Probabilistic Policy Reuse for inter-task transfer learning

  • Authors:
  • Fernando Fernández;Javier García;Manuela Veloso

  • Affiliations:
  • Universidad Carlos III de Madrid, 28911 Leganes, Madrid, Spain;Universidad Carlos III de Madrid, 28911 Leganes, Madrid, Spain;Carnegie Mellon University, Pittsburgh, United States

  • Venue:
  • Robotics and Autonomous Systems
  • Year:
  • 2010

Quantified Score

Hi-index 0.00

Visualization

Abstract

Policy Reuse is a reinforcement learning technique that efficiently learns a new policy by using past similar learned policies.
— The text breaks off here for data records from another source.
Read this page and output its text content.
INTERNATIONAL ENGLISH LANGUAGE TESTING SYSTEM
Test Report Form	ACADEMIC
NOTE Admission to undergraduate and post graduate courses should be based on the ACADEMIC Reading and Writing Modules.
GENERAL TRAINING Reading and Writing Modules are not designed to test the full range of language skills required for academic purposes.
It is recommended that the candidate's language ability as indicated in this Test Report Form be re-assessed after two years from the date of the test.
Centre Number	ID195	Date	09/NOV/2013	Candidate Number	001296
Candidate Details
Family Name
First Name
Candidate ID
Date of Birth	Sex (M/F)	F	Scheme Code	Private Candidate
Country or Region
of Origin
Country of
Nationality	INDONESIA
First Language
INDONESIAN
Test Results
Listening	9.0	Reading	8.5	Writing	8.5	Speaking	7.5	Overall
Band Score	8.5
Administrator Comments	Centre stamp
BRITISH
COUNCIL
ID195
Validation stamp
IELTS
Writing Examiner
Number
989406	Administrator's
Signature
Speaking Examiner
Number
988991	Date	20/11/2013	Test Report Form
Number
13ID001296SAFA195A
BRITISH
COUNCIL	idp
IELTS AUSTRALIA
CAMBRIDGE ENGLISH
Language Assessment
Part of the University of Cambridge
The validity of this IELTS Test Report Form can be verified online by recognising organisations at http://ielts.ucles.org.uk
The Policy Reuse learner improves its exploration by probabilistically including the exploitation of those past policies. Policy Reuse was introduced, and its effectiveness was previously demonstrated, in problems with different reward functions in the same state and action spaces. In this article, we contribute Policy Reuse as transfer learning among different domains. We introduce extended Markov Decision Processes (MDPs) to include domains and tasks, where domains have different state and action spaces, and tasks are problems with different rewards within a domain. We show how Policy Reuse can be applied among domains by defining and using a mapping between their state and action spaces. We use several domains, as versions of a simulated RoboCup Keepaway problem, where we show that Policy Reuse can be used as a mechanism of transfer learning significantly outperforming a basic policy learner.